The analysis also found that two different popular antidepressant drugs were effective at reducing both depressive and suicidal symptoms, in adult and geriatric patients. Gibbons says that these results should reassure doctors about prescribing these drugs to depressed patients.
"The key finding here, when we re-analyze all the patient-level longitudinal records in these studies, is that antidepressants neither increase nor decrease suicidal thoughts or behavior in children," Gibbons said.
The UCM analysis used individual-level, longitudinal data from the previous clinical trials, some of it unpublished. The data included weekly screenings of each trial participant for depression and suicidal thoughts, which allowed researchers to compare the effect of the drug versus a placebo over a length of time.
While a reduction in depressive symptoms was seen in those who took the drug rather than placebo, no significant change in suicide risk was observed between the two groups.
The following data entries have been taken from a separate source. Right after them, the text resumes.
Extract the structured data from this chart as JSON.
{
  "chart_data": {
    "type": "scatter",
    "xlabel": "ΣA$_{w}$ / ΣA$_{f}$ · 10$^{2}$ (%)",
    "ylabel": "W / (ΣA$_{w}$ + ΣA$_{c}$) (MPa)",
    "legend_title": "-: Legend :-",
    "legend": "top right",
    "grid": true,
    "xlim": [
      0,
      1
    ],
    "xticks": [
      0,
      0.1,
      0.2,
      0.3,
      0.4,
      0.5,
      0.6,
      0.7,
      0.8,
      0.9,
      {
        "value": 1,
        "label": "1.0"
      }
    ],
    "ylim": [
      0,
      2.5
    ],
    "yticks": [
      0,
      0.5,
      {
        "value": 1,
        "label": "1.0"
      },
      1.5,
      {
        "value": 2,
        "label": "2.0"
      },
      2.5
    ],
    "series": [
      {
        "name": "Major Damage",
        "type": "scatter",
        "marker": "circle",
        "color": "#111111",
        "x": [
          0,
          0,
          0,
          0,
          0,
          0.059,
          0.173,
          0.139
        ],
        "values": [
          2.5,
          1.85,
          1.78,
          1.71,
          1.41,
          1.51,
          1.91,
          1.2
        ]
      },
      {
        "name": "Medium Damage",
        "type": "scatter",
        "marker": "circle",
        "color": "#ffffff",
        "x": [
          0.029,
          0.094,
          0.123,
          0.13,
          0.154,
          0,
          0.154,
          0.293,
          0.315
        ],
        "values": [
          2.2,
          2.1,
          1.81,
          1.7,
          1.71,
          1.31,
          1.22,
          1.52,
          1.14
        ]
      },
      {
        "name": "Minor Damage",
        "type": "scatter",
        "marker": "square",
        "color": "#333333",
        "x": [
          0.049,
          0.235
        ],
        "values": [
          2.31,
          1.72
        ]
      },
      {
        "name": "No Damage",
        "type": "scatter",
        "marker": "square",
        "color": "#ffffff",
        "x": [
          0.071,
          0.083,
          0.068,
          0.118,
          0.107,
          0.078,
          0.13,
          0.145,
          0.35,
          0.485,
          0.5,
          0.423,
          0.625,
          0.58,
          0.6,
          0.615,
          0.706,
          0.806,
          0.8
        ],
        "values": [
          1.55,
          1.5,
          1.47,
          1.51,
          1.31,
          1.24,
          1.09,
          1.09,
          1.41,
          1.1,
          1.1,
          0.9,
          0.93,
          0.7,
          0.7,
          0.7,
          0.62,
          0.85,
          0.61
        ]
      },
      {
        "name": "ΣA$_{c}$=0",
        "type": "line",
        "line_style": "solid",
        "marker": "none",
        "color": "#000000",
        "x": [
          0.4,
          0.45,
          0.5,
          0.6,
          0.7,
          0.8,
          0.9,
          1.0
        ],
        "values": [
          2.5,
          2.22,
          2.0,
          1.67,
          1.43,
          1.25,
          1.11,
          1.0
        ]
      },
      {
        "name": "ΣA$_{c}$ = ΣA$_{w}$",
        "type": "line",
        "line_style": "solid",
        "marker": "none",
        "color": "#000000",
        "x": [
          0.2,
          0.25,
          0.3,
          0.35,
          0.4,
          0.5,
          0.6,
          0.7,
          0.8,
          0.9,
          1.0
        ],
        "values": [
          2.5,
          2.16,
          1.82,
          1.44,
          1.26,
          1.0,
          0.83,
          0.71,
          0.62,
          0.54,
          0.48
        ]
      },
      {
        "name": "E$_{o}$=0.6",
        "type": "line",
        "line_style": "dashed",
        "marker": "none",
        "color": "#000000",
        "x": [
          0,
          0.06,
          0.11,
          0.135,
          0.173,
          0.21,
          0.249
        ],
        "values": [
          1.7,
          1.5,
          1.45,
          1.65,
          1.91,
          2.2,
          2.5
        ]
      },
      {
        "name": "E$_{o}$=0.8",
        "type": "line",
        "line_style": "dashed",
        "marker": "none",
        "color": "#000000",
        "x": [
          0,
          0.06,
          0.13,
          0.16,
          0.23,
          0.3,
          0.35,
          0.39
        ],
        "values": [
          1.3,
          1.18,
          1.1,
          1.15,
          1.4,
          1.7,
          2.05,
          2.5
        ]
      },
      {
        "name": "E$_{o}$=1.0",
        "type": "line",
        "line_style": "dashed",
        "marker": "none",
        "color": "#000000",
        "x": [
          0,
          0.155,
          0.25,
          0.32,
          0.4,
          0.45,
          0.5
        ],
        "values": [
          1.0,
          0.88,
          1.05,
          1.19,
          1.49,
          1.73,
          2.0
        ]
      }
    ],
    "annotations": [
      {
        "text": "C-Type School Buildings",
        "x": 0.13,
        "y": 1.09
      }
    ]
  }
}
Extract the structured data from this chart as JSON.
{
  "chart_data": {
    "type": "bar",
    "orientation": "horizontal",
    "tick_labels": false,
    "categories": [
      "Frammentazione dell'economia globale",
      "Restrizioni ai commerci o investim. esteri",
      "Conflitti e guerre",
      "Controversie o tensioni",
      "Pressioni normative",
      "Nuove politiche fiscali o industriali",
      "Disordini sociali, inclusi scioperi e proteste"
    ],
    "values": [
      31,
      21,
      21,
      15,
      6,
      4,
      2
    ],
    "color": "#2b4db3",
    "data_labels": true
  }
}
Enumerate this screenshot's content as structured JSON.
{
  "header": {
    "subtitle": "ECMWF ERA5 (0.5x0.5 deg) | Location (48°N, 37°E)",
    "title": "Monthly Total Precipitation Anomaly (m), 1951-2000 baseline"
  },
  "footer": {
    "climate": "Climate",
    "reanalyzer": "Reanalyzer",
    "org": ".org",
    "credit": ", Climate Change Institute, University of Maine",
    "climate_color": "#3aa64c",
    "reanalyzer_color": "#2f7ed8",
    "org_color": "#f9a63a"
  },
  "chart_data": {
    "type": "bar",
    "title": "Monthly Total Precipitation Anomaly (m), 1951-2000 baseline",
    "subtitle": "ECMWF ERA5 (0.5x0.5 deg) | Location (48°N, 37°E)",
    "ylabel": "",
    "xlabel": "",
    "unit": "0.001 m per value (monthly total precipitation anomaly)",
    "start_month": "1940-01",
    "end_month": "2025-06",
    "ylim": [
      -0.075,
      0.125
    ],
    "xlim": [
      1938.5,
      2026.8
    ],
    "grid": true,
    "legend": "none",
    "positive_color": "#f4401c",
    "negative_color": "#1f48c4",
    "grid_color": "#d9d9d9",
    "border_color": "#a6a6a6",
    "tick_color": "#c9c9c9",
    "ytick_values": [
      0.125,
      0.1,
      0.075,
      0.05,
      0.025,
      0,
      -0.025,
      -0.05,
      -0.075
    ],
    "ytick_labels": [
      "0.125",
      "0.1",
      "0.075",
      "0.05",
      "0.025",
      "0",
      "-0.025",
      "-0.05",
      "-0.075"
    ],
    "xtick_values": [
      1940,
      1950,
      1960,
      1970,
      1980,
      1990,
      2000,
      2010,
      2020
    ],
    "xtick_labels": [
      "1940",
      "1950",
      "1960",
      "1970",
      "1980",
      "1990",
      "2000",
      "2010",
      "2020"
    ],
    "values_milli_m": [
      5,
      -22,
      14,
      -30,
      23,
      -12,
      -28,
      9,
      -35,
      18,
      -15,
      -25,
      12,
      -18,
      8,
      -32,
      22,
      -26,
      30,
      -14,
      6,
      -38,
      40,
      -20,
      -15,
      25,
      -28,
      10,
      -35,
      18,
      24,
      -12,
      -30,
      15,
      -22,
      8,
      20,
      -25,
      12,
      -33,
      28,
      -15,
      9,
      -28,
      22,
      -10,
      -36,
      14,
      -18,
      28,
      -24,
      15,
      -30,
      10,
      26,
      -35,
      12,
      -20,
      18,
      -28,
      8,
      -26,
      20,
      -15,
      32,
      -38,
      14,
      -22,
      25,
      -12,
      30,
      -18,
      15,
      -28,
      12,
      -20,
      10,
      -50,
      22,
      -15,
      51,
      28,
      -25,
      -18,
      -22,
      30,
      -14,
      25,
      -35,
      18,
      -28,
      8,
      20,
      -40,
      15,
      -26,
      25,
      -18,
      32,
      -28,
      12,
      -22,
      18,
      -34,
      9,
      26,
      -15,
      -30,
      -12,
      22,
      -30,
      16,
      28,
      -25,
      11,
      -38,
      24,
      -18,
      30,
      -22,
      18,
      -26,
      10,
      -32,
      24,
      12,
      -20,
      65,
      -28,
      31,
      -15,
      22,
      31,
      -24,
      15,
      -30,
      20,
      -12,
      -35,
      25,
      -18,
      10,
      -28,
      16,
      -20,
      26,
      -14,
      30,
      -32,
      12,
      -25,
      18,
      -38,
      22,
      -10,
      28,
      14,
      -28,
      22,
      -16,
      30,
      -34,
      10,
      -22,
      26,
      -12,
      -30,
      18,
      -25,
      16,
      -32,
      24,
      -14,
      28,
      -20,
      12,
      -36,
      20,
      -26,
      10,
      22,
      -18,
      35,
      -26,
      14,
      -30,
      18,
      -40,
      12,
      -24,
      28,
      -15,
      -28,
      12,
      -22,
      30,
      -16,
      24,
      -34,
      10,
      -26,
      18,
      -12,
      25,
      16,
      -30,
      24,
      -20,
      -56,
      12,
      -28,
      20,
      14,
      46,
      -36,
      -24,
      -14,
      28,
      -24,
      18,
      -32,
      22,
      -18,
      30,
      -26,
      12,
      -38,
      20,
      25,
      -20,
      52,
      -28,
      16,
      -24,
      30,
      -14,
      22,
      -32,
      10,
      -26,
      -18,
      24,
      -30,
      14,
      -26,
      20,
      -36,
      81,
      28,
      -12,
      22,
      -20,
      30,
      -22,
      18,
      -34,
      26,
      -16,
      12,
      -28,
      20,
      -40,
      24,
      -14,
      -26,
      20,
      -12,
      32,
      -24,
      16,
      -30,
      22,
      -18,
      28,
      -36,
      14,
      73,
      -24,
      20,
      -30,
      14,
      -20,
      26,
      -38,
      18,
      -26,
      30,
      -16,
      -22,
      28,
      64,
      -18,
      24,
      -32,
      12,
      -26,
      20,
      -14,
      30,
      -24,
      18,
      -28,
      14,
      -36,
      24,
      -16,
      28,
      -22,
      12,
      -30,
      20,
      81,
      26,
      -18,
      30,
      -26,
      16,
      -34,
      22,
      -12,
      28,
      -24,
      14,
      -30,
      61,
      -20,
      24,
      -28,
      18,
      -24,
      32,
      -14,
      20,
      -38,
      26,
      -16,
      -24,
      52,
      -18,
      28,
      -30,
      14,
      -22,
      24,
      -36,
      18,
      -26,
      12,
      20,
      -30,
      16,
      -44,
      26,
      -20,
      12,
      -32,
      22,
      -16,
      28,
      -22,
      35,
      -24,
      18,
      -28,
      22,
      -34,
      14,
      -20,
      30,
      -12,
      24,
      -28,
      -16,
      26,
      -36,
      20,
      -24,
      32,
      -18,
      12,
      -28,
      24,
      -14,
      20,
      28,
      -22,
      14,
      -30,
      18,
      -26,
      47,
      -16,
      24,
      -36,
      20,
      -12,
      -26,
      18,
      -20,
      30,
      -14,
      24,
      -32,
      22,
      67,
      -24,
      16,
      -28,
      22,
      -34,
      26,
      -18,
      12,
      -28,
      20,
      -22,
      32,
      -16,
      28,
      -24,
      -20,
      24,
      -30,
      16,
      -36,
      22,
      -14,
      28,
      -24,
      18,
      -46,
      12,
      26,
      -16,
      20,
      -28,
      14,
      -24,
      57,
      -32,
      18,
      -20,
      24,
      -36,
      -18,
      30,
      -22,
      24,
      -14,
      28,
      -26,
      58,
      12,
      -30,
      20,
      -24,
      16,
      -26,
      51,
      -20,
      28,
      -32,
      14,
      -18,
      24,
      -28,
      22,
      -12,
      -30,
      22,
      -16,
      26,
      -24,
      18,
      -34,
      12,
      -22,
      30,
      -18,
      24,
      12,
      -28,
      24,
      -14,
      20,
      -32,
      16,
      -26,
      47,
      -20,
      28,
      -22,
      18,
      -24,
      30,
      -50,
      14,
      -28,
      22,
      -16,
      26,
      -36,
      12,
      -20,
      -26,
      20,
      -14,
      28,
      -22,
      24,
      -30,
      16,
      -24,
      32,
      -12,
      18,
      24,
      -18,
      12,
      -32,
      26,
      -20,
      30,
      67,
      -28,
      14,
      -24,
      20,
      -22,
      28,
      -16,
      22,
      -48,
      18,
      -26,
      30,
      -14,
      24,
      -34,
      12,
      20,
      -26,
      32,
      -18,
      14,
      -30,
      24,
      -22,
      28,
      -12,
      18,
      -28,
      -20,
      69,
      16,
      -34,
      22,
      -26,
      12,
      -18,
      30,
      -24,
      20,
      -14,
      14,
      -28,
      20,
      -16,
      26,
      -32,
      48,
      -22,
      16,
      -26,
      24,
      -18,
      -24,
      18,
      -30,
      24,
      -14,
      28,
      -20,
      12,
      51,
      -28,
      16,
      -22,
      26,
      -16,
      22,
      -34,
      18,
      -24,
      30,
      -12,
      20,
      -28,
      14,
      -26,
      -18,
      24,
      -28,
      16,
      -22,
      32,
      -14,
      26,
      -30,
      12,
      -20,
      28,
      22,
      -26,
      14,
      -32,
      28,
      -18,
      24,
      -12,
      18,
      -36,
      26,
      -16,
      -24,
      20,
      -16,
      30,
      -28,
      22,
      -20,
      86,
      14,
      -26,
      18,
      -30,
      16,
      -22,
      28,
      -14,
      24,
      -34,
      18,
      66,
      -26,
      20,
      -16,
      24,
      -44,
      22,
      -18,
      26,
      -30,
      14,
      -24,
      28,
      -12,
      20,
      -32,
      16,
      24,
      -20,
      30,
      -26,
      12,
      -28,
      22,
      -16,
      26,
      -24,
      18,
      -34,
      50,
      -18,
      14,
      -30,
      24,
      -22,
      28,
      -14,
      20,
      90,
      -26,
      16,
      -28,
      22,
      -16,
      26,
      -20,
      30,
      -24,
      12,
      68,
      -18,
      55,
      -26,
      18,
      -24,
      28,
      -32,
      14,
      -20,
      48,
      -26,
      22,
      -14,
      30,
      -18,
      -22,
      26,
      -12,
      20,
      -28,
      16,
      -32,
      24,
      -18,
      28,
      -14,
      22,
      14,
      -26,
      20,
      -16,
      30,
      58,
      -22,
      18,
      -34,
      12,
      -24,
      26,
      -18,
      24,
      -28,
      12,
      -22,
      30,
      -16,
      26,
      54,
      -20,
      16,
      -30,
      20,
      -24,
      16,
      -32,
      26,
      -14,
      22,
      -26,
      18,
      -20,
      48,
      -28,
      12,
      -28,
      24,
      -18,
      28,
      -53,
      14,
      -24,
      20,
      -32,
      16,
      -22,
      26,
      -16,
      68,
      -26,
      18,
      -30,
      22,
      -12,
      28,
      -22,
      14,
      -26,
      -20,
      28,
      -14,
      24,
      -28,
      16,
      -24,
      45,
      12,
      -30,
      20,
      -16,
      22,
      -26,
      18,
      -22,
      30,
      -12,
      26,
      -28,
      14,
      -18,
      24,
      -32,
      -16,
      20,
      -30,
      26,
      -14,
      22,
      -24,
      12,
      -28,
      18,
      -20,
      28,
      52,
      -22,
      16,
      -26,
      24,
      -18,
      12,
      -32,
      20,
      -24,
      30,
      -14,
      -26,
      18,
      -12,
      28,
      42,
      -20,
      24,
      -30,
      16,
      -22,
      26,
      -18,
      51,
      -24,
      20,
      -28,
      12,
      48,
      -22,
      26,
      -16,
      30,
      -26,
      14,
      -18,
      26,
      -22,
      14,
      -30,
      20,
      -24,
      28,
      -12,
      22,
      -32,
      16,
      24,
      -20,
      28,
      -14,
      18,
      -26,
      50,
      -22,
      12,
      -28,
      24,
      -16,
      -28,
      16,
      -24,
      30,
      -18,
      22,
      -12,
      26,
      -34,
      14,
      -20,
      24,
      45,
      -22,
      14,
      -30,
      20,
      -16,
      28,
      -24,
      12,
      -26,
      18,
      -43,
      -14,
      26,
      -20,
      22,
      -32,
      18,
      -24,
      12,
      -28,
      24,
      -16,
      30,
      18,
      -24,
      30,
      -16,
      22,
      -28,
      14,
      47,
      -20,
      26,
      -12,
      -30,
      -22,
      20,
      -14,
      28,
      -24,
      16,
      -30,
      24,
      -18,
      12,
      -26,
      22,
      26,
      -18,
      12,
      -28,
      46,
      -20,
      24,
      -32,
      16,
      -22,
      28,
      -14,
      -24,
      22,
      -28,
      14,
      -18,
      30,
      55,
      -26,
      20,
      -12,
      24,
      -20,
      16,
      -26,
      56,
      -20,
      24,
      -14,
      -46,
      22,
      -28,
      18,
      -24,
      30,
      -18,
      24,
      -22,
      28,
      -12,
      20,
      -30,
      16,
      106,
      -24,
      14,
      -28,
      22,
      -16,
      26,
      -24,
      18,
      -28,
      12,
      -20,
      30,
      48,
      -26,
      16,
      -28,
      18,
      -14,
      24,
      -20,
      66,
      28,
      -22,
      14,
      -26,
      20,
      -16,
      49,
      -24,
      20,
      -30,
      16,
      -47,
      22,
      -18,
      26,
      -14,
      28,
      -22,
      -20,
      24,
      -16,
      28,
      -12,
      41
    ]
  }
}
"Maybe children think about suicide in part because of depression, but also maybe due to other reasons not related to depression that are not affected by antidepressants," Gibbons said.
"Basically, the results say that the mechanism by which the antidepressants affect suicide rates is by decreasing depression," Gibbons said. "It follows that if a treatment is not working for an individual, the risk for suicidal behavior and perhaps worse remains high."
He added that the paper supports the general idea that antidepressant results in kids and adults are not the same. In adults and geriatrics only beneficial results are seen; with kids, the researchers did not see a harmful effect but did see a disassociation between the beneficial effects on depression, and those on suicide.
Gibbons was on the FDA panel that considered placing black box warnings on antidepressants, and hopes this new research will reassure clinicians about the safety of these drugs.
Findings were published in the February 2012 issue of the Archives of General Psychiatry.